Since the last 6 years I have had very little feelings and have felt very aggresive but never acted out any of my feelings.

My mind feels like it has been taken over and I'm just there watching trying to compete with whatever is going on. I've improved somehow but I can't shake the memories of my past anxiety because it gets triggered whenever I'm around people so I then still think I'm the same as I was.

could be a bad person but I've done ok, worked and stayed out of trouble.

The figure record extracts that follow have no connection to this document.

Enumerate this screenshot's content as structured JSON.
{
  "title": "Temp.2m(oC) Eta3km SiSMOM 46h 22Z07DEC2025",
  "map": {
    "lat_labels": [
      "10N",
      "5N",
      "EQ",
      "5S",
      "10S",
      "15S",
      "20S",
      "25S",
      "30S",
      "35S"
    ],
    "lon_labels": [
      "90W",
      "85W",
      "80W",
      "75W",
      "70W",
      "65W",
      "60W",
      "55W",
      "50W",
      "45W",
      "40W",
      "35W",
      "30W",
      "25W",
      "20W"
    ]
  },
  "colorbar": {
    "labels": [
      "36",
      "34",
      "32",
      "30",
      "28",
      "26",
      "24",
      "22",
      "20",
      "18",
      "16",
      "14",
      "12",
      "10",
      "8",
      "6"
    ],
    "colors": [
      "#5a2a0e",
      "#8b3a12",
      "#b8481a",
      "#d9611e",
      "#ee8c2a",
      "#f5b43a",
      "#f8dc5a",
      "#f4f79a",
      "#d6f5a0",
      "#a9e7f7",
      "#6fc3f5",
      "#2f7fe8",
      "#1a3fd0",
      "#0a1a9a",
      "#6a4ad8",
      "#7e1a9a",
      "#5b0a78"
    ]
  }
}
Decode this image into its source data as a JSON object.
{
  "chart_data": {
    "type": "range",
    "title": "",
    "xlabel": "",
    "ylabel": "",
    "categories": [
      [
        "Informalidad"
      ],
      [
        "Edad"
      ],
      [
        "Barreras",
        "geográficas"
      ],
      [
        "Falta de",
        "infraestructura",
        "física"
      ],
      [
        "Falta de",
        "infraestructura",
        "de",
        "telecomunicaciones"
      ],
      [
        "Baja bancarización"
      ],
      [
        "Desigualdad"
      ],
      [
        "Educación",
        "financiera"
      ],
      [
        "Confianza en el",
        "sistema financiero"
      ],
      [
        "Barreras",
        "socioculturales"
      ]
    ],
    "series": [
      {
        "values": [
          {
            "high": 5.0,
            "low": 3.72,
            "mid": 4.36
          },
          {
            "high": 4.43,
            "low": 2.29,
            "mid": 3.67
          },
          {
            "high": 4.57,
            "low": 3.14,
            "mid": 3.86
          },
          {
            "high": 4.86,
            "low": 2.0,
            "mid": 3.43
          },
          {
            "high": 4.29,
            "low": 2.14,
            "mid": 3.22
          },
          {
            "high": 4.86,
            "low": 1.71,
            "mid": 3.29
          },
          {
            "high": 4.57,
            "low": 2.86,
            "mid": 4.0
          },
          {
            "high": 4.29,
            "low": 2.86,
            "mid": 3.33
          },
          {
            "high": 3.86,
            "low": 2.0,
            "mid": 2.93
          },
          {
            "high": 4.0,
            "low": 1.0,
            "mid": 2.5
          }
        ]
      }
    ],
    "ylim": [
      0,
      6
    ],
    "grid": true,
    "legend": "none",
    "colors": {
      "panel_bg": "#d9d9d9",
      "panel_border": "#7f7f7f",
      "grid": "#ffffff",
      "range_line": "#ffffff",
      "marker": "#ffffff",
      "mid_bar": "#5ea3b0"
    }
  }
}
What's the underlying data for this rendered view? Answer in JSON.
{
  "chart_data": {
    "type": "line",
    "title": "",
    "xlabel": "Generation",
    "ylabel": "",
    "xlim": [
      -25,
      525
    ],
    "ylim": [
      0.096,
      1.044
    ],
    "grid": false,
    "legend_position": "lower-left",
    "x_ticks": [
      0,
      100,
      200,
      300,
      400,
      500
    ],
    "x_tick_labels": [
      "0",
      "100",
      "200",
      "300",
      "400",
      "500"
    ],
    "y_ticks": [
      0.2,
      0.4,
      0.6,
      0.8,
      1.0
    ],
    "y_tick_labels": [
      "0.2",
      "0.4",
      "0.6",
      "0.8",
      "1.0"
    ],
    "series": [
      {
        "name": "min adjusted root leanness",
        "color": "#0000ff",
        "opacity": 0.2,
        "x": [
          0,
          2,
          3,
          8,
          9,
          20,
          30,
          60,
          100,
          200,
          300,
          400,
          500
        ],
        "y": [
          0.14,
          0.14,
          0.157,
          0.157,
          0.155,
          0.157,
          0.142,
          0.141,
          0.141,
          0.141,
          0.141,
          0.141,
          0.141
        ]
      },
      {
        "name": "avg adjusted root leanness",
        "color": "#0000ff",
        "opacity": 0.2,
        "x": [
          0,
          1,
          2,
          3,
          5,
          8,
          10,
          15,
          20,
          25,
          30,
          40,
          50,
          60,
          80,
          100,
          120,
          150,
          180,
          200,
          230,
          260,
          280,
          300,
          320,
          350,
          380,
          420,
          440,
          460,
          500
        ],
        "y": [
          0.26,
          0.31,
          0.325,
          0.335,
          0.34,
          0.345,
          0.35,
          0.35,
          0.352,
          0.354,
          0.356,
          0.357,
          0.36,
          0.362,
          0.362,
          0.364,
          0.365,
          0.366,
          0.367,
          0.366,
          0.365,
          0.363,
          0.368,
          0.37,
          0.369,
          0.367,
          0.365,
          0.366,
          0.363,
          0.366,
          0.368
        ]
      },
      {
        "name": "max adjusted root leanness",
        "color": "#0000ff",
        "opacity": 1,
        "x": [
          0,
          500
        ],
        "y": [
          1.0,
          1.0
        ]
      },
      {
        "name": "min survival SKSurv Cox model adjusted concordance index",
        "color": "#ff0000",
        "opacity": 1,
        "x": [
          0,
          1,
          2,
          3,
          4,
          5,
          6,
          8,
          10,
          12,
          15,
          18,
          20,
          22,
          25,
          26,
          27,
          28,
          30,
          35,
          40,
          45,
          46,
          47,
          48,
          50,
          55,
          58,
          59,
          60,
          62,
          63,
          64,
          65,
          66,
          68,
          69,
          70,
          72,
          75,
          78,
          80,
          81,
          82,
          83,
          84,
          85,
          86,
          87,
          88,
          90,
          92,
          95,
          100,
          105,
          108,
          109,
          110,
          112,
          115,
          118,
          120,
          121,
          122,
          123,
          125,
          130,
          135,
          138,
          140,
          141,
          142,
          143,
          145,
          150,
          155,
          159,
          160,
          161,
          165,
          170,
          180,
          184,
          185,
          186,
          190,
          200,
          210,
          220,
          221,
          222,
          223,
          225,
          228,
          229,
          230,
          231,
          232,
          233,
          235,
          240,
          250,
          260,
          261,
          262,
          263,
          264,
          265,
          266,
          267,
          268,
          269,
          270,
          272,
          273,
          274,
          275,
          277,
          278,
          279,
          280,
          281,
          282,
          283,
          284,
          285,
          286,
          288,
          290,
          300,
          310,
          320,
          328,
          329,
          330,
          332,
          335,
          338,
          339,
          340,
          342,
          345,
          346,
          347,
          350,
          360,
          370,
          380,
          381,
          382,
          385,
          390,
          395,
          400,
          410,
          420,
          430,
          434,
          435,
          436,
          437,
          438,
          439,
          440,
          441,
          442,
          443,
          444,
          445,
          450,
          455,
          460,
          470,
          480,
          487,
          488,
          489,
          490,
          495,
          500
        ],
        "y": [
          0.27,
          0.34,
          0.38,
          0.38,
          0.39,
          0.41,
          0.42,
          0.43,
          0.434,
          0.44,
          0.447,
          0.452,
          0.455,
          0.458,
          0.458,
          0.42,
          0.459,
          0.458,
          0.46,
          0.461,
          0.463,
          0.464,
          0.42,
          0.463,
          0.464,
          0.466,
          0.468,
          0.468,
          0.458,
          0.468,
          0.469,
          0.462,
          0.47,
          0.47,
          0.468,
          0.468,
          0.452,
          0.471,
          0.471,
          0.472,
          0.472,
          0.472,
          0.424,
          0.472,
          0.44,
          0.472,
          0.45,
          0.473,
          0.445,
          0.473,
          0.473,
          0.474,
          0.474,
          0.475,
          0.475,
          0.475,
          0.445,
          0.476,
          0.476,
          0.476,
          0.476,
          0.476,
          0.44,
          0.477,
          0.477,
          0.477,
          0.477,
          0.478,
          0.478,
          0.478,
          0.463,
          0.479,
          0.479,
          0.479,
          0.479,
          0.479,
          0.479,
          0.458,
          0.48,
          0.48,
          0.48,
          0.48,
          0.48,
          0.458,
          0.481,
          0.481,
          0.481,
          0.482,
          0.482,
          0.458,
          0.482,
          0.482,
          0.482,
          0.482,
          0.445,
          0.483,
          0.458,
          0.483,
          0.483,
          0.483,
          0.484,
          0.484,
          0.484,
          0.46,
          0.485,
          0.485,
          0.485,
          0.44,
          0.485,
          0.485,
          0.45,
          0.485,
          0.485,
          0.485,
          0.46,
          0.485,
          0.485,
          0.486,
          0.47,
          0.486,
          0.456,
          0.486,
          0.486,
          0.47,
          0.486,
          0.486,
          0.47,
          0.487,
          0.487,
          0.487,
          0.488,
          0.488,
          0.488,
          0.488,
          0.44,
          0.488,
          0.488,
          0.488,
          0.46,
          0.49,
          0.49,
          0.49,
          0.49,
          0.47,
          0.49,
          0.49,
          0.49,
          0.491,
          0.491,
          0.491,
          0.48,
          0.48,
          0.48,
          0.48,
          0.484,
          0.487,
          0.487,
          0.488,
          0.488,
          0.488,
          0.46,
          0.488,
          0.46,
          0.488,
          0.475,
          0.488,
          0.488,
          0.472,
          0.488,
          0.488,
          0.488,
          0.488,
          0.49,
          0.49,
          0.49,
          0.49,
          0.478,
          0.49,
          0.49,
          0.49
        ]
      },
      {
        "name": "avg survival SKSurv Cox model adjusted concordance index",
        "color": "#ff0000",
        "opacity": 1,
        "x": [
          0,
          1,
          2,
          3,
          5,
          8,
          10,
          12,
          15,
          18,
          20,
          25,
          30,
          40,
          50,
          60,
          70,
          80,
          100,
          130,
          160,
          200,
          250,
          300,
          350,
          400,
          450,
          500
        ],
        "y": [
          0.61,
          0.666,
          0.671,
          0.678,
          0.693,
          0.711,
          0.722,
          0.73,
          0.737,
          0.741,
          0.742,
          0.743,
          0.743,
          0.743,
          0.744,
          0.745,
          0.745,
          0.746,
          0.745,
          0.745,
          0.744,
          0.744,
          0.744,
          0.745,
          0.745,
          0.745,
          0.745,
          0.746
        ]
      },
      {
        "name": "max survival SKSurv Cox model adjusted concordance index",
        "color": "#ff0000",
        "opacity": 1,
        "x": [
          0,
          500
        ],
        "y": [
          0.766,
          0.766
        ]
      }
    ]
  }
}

I'm running out of ideas. I drink alot as it's been my only friend but now the hangovers are really bad. Family don't understand, they don't know the pain I've been in and I've put on a brave face, sat there and all they are worried about is how I'm making them feel, or how there douche boyfriends feel because they see me looking angry/sad/down. They don't care about me.
 
Since the last 6 years I have had very little feelings and have felt very aggresive but never acted out any of my feelings.

My mind feels like it has been taken over and I'm just there watching trying to compete with whatever is going on. I've improved somehow but I can't shake the memories of my past anxiety because it gets triggered whenever I'm around people so I then still think I'm the same as I was.

could be a bad person but I've done ok, worked and stayed out of trouble.

I'm running out of ideas. I drink alot as it's been my only friend but now the hangovers are really bad. Family don't understand, they don't know the pain I've been in and I've put on a brave face, sat there and all they are worried about is how I'm making them feel, or how there douche boyfriends feel because they see me looking angry/sad/down. They don't care about me.

See a shrink. Drinking and drugs (if you take them) will only exacerbate the problems. I get down easily which is hard when the rest of your family are happy positive people, they will not understand why you can't be like them so will either get angry or just ignore it. Start hanging around with gloomier people and you might find others in the same boat as you so the company will be better.